Much much more about ACS at its home page.
posted by pombe at 12:08 PM on January 30, 2007


Note that Webb (which is named for a former NASA administrator, not the Senator, or the cake-in-the-rain guy) is an infrared-based telescope. It's not designed for pretty pictures, despite tremendous science capability, and is not a replacement for Hubble.

Apparently the electronics for ACS are inaccessible without removing the entire package, one reason there is probably no chance of working a fix into the schedule.
posted by dhartung at 12:57 PM on January 30, 2007


Didn't NASA make a backup for every satellite it made? Is there a mothballed Hubble 2 sitting in a warehouse somewhere?
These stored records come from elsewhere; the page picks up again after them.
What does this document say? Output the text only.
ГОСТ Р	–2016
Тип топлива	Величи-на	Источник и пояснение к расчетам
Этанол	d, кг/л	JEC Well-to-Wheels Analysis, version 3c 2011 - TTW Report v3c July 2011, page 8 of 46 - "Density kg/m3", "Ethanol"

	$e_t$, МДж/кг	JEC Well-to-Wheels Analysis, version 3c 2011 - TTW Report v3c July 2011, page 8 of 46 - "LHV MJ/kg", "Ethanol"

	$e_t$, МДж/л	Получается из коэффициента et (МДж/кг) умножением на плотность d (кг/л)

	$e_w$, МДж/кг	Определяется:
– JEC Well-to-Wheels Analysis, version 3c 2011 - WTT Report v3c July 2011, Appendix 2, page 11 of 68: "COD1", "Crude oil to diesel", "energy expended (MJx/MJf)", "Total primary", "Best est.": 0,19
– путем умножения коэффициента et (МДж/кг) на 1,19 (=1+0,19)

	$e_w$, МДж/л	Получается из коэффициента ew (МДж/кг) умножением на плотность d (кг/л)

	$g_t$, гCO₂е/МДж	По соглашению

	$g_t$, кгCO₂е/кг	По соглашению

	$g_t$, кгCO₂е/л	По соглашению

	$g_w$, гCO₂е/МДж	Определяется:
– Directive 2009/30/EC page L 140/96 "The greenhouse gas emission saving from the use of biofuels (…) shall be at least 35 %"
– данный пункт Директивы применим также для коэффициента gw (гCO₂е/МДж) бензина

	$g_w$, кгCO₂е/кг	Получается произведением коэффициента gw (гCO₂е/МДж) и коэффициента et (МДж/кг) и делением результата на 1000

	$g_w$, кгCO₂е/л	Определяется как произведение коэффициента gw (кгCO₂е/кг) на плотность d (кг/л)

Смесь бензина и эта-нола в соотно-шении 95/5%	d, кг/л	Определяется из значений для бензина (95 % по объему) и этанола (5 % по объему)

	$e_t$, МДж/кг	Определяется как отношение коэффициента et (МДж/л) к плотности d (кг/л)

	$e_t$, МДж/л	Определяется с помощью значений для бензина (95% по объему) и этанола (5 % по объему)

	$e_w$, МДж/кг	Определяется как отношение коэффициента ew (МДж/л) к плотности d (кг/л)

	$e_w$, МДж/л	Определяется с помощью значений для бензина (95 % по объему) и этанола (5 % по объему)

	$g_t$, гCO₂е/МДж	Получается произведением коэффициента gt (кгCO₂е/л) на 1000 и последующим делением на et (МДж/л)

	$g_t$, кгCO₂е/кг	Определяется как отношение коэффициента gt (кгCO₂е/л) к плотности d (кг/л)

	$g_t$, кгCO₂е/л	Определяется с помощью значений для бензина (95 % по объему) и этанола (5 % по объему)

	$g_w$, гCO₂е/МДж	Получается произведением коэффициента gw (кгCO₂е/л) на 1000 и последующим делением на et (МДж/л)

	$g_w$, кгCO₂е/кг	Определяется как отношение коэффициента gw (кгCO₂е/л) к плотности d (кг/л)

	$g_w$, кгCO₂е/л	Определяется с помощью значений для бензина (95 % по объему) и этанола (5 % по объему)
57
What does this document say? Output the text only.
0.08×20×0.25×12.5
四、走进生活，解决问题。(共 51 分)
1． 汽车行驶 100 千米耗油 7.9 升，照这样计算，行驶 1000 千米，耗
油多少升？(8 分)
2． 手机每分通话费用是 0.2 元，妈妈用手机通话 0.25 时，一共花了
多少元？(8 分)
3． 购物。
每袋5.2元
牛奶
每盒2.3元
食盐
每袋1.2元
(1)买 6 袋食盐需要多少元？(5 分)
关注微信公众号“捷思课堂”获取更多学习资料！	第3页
Anyone have an idea what the cost would be to replace Hubble with an exact replica? (versus the cost of a mission to fix it?)
posted by mhh5 at 1:46 PM on January 30, 2007


"Didn't NASA make a backup for every satellite it made?" Is there a mothballed Hubble 2 sitting in a warehouse somewhere?

Considering that Hubble's manufacture required the grinding of the largest, highest-precision telescope mirror ever made, no. (Actually, there was a backup mirror made, which is apparently now on display in the Smithsonian.)